Shire, the global biotechnology leader in rare diseases, and NanoMedSyn, a biotechnology company dedicated to innovation in enzyme replacement therapy (ERT), announced that the companies have entered into a preclinical research collaboration to evaluate a potential ERT using NanoMedSyn’s proprietary synthetic derivatives named AMFA.
Lysosomal storage disorders are inherited metabolic disorders that are characterized by an abnormal build-up of various toxic materials in the body’s cells as a result of enzyme deficiencies. There are more than 50 of these disorders altogether, and they may affect different parts of the body, including the central nervous system.
The AMFA compound is designed for the targeting of a specific membrane lectin, the mannose 6-phosphate (M6P) receptor, a major intracellular lysosomal trafficking pathway. Preclinical data demonstrate that AMFA has a high affinity for binding to the M6P receptor. Additionally, in preclinical models the AMFA compound leads to increased lysosomal exposure and enhanced activity of enzyme replacement therapy compared to a current available ERT.
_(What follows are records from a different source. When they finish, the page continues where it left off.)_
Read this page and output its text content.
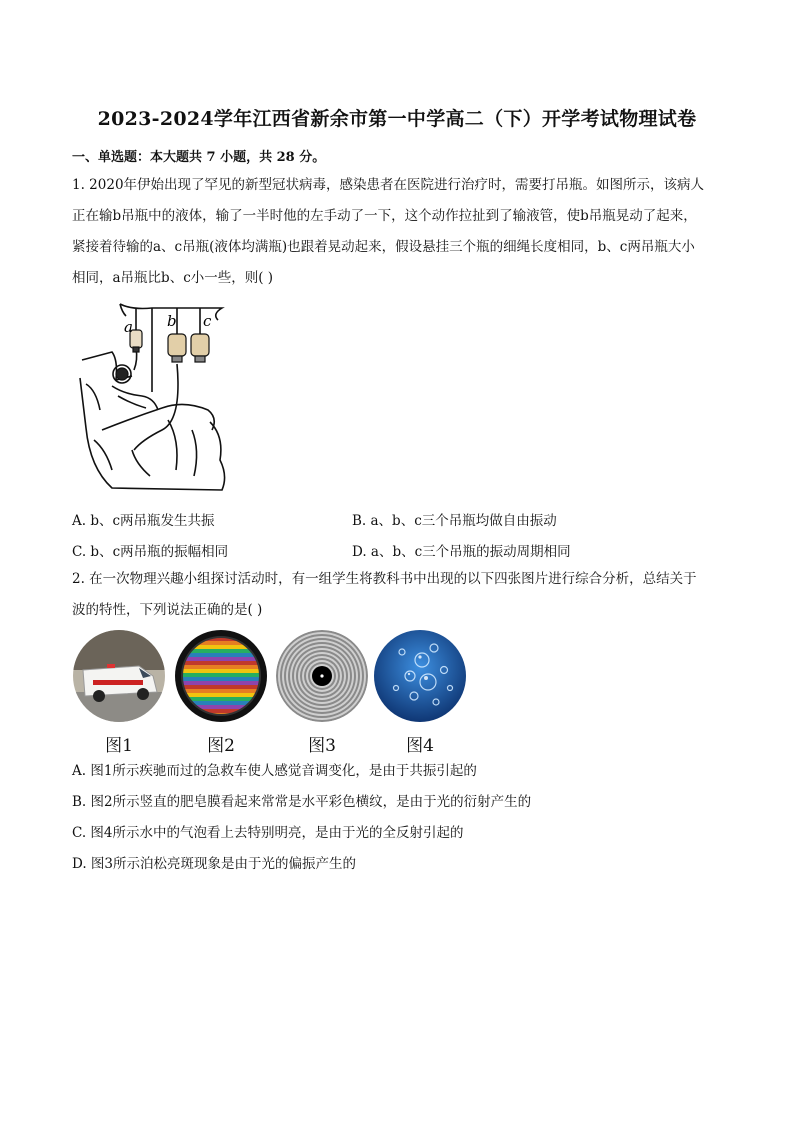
2023-2024学年江西省新余市第一中学高二（下）开学考试物理试卷
一、单选题：本大题共 7 小题，共 28 分。
1. 2020年伊始出现了罕见的新型冠状病毒，感染患者在医院进行治疗时，需要打吊瓶。如图所示，该病人
正在输b吊瓶中的液体，输了一半时他的左手动了一下，这个动作拉扯到了输液管，使b吊瓶晃动了起来，
紧接着待输的a、c吊瓶(液体均满瓶)也跟着晃动起来，假设悬挂三个瓶的细绳长度相同，b、c两吊瓶大小
相同，a吊瓶比b、c小一些，则( )
a b c
A. b、c两吊瓶发生共振	B. a、b、c三个吊瓶均做自由振动
C. b、c两吊瓶的振幅相同	D. a、b、c三个吊瓶的振动周期相同
2. 在一次物理兴趣小组探讨活动时，有一组学生将教科书中出现的以下四张图片进行综合分析，总结关于
波的特性，下列说法正确的是( )
图1	图2	图3	图4
A. 图1所示疾驰而过的急救车使人感觉音调变化，是由于共振引起的
B. 图2所示竖直的肥皂膜看起来常常是水平彩色横纹，是由于光的衍射产生的
C. 图4所示水中的气泡看上去特别明亮，是由于光的全反射引起的
D. 图3所示泊松亮斑现象是由于光的偏振产生的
Under the terms of the agreement, the parties will perform preclinical evaluations of AMFA conjugated to recombinant enzyme. Shire will provide funding to NanoMedsyn under the agreement.
NanoMedSyn is a private biotech company based in Montpellier (France) which was created to develop the innovative AMFA technology. NanoMedSyn holds the exclusive worldwide rights on the technology. The technological platform of AMFA compounds have the potential to target various proteins or drugs to tissues and cells expressing the mannose 6-phosphate receptors in order to facilitate their cellular entrance and eventual lysosomal uptake.